Here's What the Media Isn't Telling You About the Protests in Ferguson

Impact

FERGUSON, MISSOURI — Jessica Dunkins, 29, woke up Tuesday to find out she no longer had a job.

Sebastiano Tomada

It happened abruptly. A grand jury in Clayton, Missouri, chose not to indict Ferguson police Officer Darren Wilson on Monday evening for the Aug. 9 killing of Michael Brown. As demonstrators converged on the quiet suburb of Ferguson, some started smashing windows, and before long a stretch of West Florissant Avenue became engulfed in flames.

Dunkins got a call that night from her boss at the Prime Beauty Supply store. "People are trying to break in," he told her. That was the last thing she heard, until she walked to the corner of Florissant and Chambers the next morning and found this where her job used to be:

Sebastiano Tomada

"I don't have time for shit like this," she told Mic. "This is so disrespectful to the Mike Brown family. ... It's not right, it's not right."

Tears streamed down her face as she spoke. Her hands quivered when she asked to borrow an extra pair of gloves. "Who all's going to help with some money so I can pay my rent?" she went on. "[Wilson's] still not going to jail ... and [now] I don't have no job."

There are hundreds of stories like this in Ferguson this week. All of them are heartbreaking and important  — and all elicit wishes that the verdict had come down differently. But as anticipation turned into devastation Monday night, the media's fixation on looting, rioting and destruction left little room for what's really been happening in Ferguson, long before the CNN vans showed up.

And that's a problem, because those stories need to be heard.

Sebastiano Tomada

The violence that exploded Monday was confined to just one night (so far). Meanwhile, a string of nonviolent protests took place every night of the previous week — and almost no one in the mainstream media is talking about it.

This is not necessarily surprising. Contrary to the scolding rhetoric of President Barack Obama and Missouri Gov. Jay Nixon, most protesters in the St. Louis area share Dunkins' disaffection with the recent violence.

"We're peaceful," says Tory Russell, an activist from St. Louis. "That's the one thing I want people to know about us."

Sebastiano Tomada

Groups like Hands Up United and Millennial Activists United have been committed to community building and nonviolent protest since day one, and their work in the months since August proves it.

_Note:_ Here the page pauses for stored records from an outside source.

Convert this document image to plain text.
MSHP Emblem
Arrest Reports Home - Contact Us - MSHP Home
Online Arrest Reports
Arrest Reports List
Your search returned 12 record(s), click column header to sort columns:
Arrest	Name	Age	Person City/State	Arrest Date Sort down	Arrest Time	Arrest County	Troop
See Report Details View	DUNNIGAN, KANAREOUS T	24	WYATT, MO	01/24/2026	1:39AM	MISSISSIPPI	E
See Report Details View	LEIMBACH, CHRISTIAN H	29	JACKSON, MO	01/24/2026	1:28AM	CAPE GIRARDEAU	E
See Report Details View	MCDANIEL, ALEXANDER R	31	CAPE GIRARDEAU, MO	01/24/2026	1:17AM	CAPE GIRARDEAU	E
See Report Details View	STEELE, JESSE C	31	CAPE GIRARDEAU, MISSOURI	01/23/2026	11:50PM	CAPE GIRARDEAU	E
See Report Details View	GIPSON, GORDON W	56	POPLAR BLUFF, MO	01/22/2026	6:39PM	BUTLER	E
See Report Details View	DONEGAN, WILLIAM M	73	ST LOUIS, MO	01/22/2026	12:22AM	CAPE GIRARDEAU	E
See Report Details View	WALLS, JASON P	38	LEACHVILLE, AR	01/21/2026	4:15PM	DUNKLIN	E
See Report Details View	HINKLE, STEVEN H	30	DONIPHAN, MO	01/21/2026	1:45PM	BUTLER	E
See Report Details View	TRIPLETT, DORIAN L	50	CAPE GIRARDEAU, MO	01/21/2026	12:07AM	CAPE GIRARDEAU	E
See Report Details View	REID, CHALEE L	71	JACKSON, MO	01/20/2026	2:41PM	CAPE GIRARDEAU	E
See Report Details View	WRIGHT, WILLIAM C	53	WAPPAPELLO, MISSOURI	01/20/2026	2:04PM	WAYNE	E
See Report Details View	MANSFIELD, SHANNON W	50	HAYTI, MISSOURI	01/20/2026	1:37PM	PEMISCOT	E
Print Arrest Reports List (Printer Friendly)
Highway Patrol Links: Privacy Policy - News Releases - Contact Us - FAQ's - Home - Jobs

In fact, most demonstrations in Ferguson unfold peacefully — assuming the police don't escalate them with wrongful arrests and chemical-spewing teargas canisters. But you'd never know it from the billowing smoke clouds and flashing police sirens you see plastered across your TV screens.

Sebastiano Tomada
Sebastiano Tomada
Sebastiano Tomada

Case in point: Around noon Tuesday, protesters gathered at Kiener Plaza in downtown St. Louis and marched to a nearby courthouse. They clapped and chanted slogans all the way. Ashley Yates of Millennial Activists and local artist Damon Davis were among the hundreds in attendance.

"Who is Mike Brown? I am Mike Brown," the crowd shouted over and over again.

They eventually moved onto the Laclede's Landing ramp of Interstate 44 and shut down the freeway for almost a half hour. According to reports, a squad of police officers in riot gear met them there and escorted them off under threat of arrest (and mace).

Disruption is an important part of civil disobedience. It's a tool Ferguson's demonstrators have wielded successfully, with recent actions at the St. Louis Opera and a Rams NFL game this fall drawing attention to the ongoing struggle, even when the news cameras aren't around. In these cases, it's all been done peacefully.

So next time you turn on the news and see nothing but burning buildings and gutted storefronts, know that you're only seeing a fraction of the story. The rage is definitely here. But many people in Ferguson are choosing to fight injustice in other ways, too, and their stories aren't being told enough.